Tidak pula. Sebuah kondisi time management yang kondusif dan bukti nyata bahwa
kita mampu tepat waktu. Bukan sehari dua hari, namun 1 bulan. Dan kini
#RamadhanAkanPergi.
Yang
hilang itu, bernama saudara-pejuang-pemakmur masjid. Merasakan penuhnya jadwal
piknik ke taman-taman surga dari pagi sampai malam. Melihat penuhnya masjid
diawal ramadhan, sebanyak itulah saudara kita. Melihat depan, belakang, kanan,
kiri, sudut-sudut ruang, baik yang melingkar atau berjajar, sama-sama tilawah
Al-Qur’an, menjaga pintu-pintu masjid terbuka dan lampu-lapun masjid tetap
menyala sampai larut malam. Sunnah, so pasti, namun dilain sisi lagi-lagi suatu
kondisi yang kondusif, kondisi yang “hidup”, kondisi yang diidam-idamkan oleh
masjid manapun. Dan kini #RamadhanAkanPergi.
Yang
hilang itu, bernama lailatul qadr. 1 malam saja, bernilai lebih baik dari 1000
bulan. Disaat malam-malam lain hanya membuat kita galau karena single, menatap
takjub langit yang mendung, maupun menatap kosong langit indah penuh bintang, 1
malam ini benar-benar menggerakkan kegalauan dan tatapan palsu itu menjadi
lantunan kalamullah sembari berdo’a
memohon ampunan atas segala jenis dosa yang telah melangit ini. 1 malam tak
terduga yang mampu menggerakkan semangat taqwallah
minimal dalam 10 hari terakhir ini. Dan kini #RamadhanAkanPergi.
Yang
hilang itu, double-triple-quadruple-infinity
exp. Gamer setia pasti tahu exp
(experience) berguna untuk naik level. Namun kita orang biasa cukup paham
dengan pahala. Saat 1 kebaikan
dilipatgandakan 10x atau 700x atau lebih dari itu, disaat yang sama sunnah
dinilai wajib, yang wajib dilipatgandakan sekian kali yang wajib. Matematika
Allah memang beda. Namun cukup menyadarkan betapa pahala benar-benar ready
stock dalam jumlah tak terbatas dan siap kita raup sebanyak mungkin, setiap
hari, setiap waktu, every where.
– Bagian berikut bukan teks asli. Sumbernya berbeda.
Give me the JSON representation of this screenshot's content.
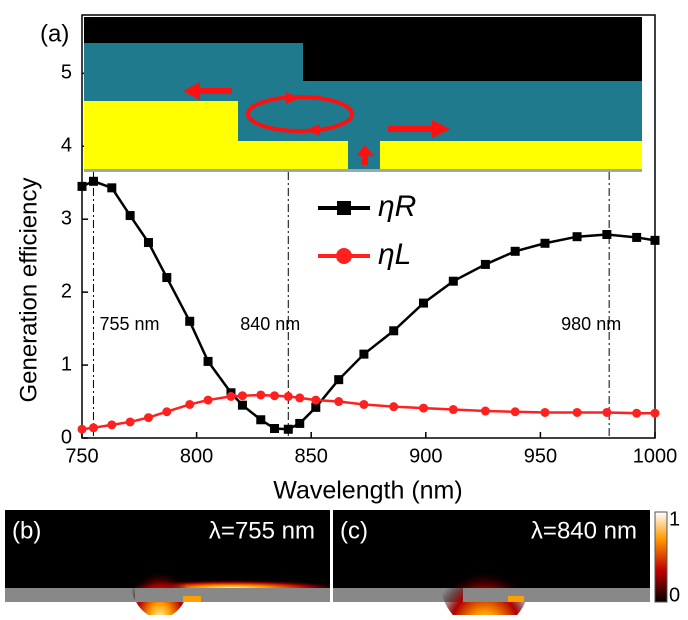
{
  "chart_data": {
    "type": "line",
    "panel_label": "(a)",
    "x_label": "Wavelength (nm)",
    "y_label": "Generation efficiency",
    "x": [
      750,
      755,
      763,
      771,
      779,
      787,
      797,
      805,
      815,
      820,
      828,
      834,
      840,
      845,
      852,
      862,
      873,
      886,
      899,
      912,
      926,
      939,
      952,
      966,
      979,
      992,
      1000
    ],
    "series": [
      {
        "name": "ηR",
        "color": "#000000",
        "marker": "square",
        "values": [
          3.45,
          3.52,
          3.43,
          3.05,
          2.68,
          2.2,
          1.6,
          1.05,
          0.62,
          0.45,
          0.25,
          0.13,
          0.12,
          0.2,
          0.42,
          0.8,
          1.15,
          1.47,
          1.85,
          2.15,
          2.38,
          2.56,
          2.67,
          2.76,
          2.79,
          2.75,
          2.71
        ]
      },
      {
        "name": "ηL",
        "color": "#ff2020",
        "marker": "circle",
        "values": [
          0.12,
          0.14,
          0.18,
          0.22,
          0.28,
          0.36,
          0.46,
          0.52,
          0.57,
          0.58,
          0.59,
          0.58,
          0.57,
          0.55,
          0.52,
          0.5,
          0.46,
          0.43,
          0.41,
          0.39,
          0.37,
          0.36,
          0.35,
          0.35,
          0.35,
          0.34,
          0.34
        ]
      }
    ],
    "xlim": [
      750,
      1000
    ],
    "xticks": [
      750,
      800,
      850,
      900,
      950,
      1000
    ],
    "ylim": [
      0,
      5.8
    ],
    "yticks": [
      0,
      1,
      2,
      3,
      4,
      5
    ],
    "annotations": [
      {
        "x": 755,
        "text": "755 nm"
      },
      {
        "x": 840,
        "text": "840 nm"
      },
      {
        "x": 980,
        "text": "980 nm"
      }
    ]
  },
  "panels": [
    {
      "label": "(b)",
      "text": "λ=755 nm"
    },
    {
      "label": "(c)",
      "text": "λ=840 nm"
    }
  ],
  "colorbar": {
    "max": "1",
    "min": "0"
  }
}
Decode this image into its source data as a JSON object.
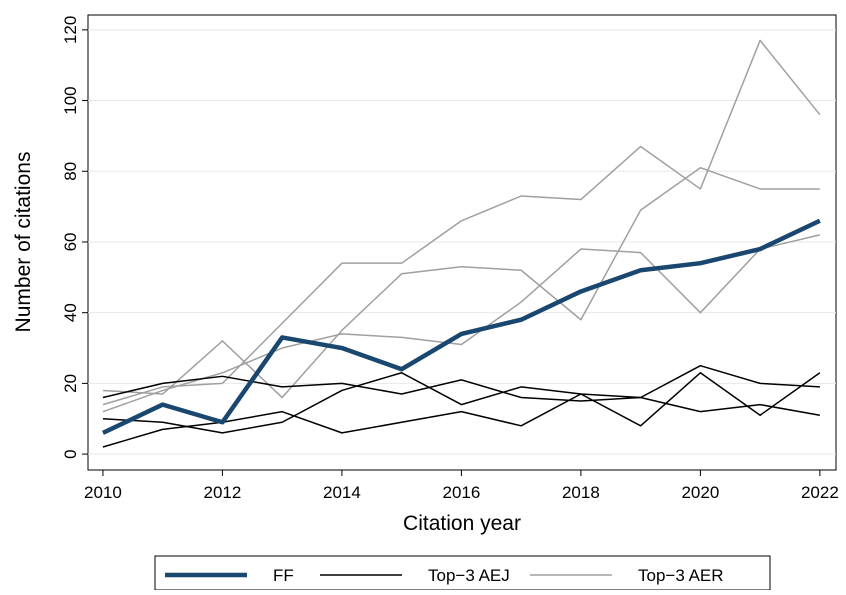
{
  "chart_data": {
    "type": "line",
    "x_label": "Citation year",
    "y_label": "Number of citations",
    "x": [
      2010,
      2011,
      2012,
      2013,
      2014,
      2015,
      2016,
      2017,
      2018,
      2019,
      2020,
      2021,
      2022
    ],
    "xlim": [
      2009.75,
      2022.27
    ],
    "ylim": [
      -4.5,
      124.2
    ],
    "xticks": [
      2010,
      2012,
      2014,
      2016,
      2018,
      2020,
      2022
    ],
    "yticks": [
      0,
      20,
      40,
      60,
      80,
      100,
      120
    ],
    "grid": true,
    "legend": "bottom",
    "series": [
      {
        "name": "FF",
        "color": "#1a476f",
        "width": 4.5,
        "lines": [
          [
            6,
            14,
            9,
            33,
            30,
            24,
            34,
            38,
            46,
            52,
            54,
            58,
            66
          ]
        ]
      },
      {
        "name": "Top−3 AEJ",
        "color": "#000000",
        "width": 1.5,
        "lines": [
          [
            16,
            20,
            22,
            19,
            20,
            17,
            21,
            16,
            15,
            16,
            25,
            20,
            19
          ],
          [
            10,
            9,
            6,
            9,
            18,
            23,
            14,
            19,
            17,
            16,
            12,
            14,
            11
          ],
          [
            2,
            7,
            9,
            12,
            6,
            9,
            12,
            8,
            17,
            8,
            23,
            11,
            23
          ]
        ]
      },
      {
        "name": "Top−3 AER",
        "color": "#a0a0a0",
        "width": 1.5,
        "lines": [
          [
            18,
            17,
            32,
            16,
            35,
            51,
            53,
            52,
            38,
            69,
            81,
            75,
            75
          ],
          [
            14,
            19,
            20,
            37,
            54,
            54,
            66,
            73,
            72,
            87,
            75,
            117,
            96
          ],
          [
            12,
            18,
            23,
            30,
            34,
            33,
            31,
            43,
            58,
            57,
            40,
            58,
            62
          ]
        ]
      }
    ]
  }
}
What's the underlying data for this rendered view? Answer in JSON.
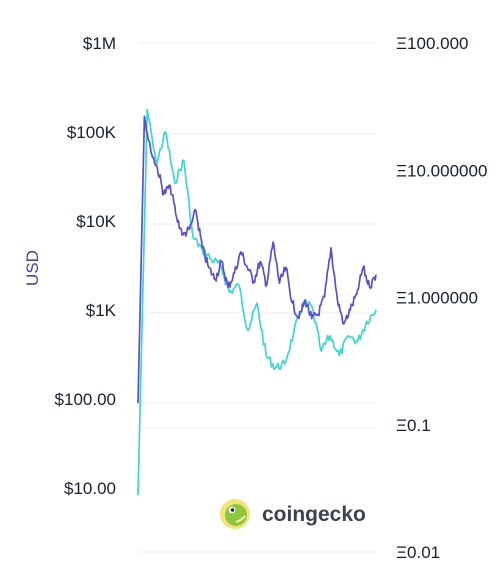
{
  "chart_data": {
    "type": "line",
    "ylabel": "USD",
    "left_axis": {
      "scale": "log",
      "ticks": [
        "$1M",
        "$100K",
        "$10K",
        "$1K",
        "$100.00",
        "$10.00"
      ],
      "tick_values": [
        1000000,
        100000,
        10000,
        1000,
        100,
        10
      ]
    },
    "right_axis": {
      "scale": "log",
      "ticks": [
        "Ξ100.000",
        "Ξ10.000000",
        "Ξ1.000000",
        "Ξ0.1",
        "Ξ0.01"
      ],
      "tick_values": [
        100,
        10,
        1,
        0.1,
        0.01
      ]
    },
    "grid": true,
    "series": [
      {
        "axis": "usd",
        "color": "#5b4fcf",
        "values": [
          90,
          150000,
          60000,
          40000,
          20000,
          25000,
          11000,
          7000,
          8000,
          13000,
          5000,
          3000,
          2200,
          3500,
          1800,
          2600,
          4500,
          3000,
          2100,
          3500,
          1900,
          5800,
          2000,
          3000,
          1200,
          800,
          1300,
          800,
          900,
          1400,
          5000,
          1300,
          700,
          1000,
          1500,
          3000,
          1800,
          2500
        ]
      },
      {
        "axis": "eth",
        "color": "#3cd6cf",
        "values": [
          0.028,
          30,
          11,
          20,
          8,
          12,
          3,
          2.4,
          2,
          1.8,
          1.1,
          1.25,
          0.55,
          0.9,
          0.35,
          0.28,
          0.3,
          0.52,
          0.9,
          0.85,
          0.38,
          0.5,
          0.35,
          0.5,
          0.45,
          0.65,
          0.8
        ]
      }
    ]
  },
  "branding": {
    "logo_text": "coingecko",
    "logo_icon": "gecko-icon"
  }
}
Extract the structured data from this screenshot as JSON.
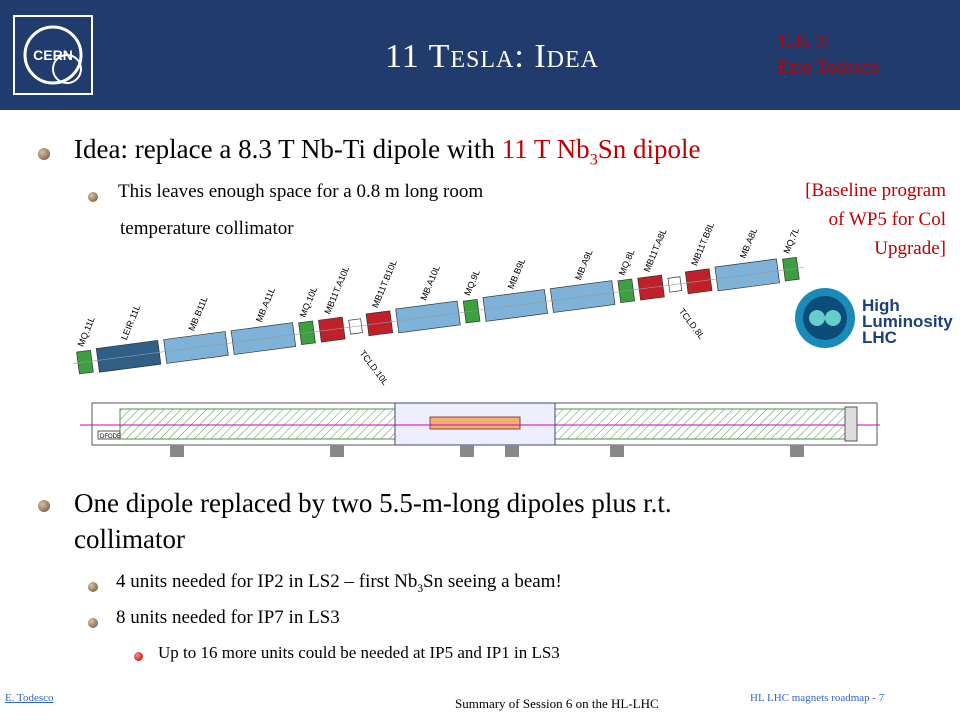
{
  "header": {
    "title": "11 Tesla: Idea",
    "talk": "Talk 2:",
    "speaker": "Ezio Todesco",
    "logo": "CERN"
  },
  "bullets": {
    "main1": {
      "text": "Idea: replace a 8.3 T Nb-Ti dipole with ",
      "highlight": "11 T Nb",
      "sub": "3",
      "highlight_end": "Sn dipole"
    },
    "sub1_line1": "This leaves enough space for a 0.8 m long room",
    "sub1_line2": "temperature collimator",
    "note": [
      "[Baseline program",
      "of WP5 for Col",
      "Upgrade]"
    ],
    "main2_line1": "One dipole replaced by two 5.5-m-long dipoles plus r.t.",
    "main2_line2": "collimator",
    "sub2": {
      "text": "4 units needed for IP2 in LS2 – first Nb",
      "sub": "3",
      "text_end": "Sn seeing a beam!"
    },
    "sub3": "8 units needed for IP7 in LS3",
    "sub4": "Up to 16 more units could be needed at IP5 and IP1 in LS3"
  },
  "diagram": {
    "magnets": [
      "MQ.11L",
      "LEIR.11L",
      "MB.B11L",
      "MB.A11L",
      "MQ.10L",
      "MB11T.A10L",
      "TCLD.10L",
      "MB11T.B10L",
      "MB.A10L",
      "MQ.9L",
      "MB.B9L",
      "MB.A9L",
      "MQ.8L",
      "MB11T.A8L",
      "TCLD.8L",
      "MB11T.B8L",
      "MB.A8L",
      "MQ.7L"
    ],
    "section_label": "DFODE"
  },
  "hl_logo": [
    "High",
    "Luminosity",
    "LHC"
  ],
  "footer": {
    "author": "E. Todesco",
    "center": "Summary of Session 6 on the HL-LHC",
    "right": "HL LHC magnets roadmap - 7"
  }
}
Dan kini #RamadhanAkanPergi.
Pembaca
yang terhormat, penulis yakin sebenarnya masih banyak hal yang akan hilang
ketika bulan ramadhan ini usai. Dan, “...kenikmatan tiada tara ketika sebuah
pintu dibuka dan pintu yang lain ditutup...”, ketika pintu-pintu neraka dibuka
selebar-lebarnya, syaithan tidak lagi dibelenggu, apakah hati ini akan rindu ramadhan?
Akankah diri ini tergerak untuk “melanjutkan” nafas-nafas ramadhan? Akankah
diri ini mampu “menjaga” ramadhan sampai ramadhan berikutnya?.... Apakah kita
yakin masih diperkenankan Allah bertemu dengan ramadhan tahun depan hanya untuk
mendapatkan kebahagian-kebahagian tersebut?....
Akhir
kata, penulis mohon maaf atas segala hal yang tidak selayaknya ditulis, maafkan
atas segala sindiran yang ada. Mohon maaf juga atas segala kesalahan pribadi
penulis didunia nyata. Kritik dan saran yang membangun sangat dibutuhkan oleh
penulis. Wassalamu’alaykum, Pembaca.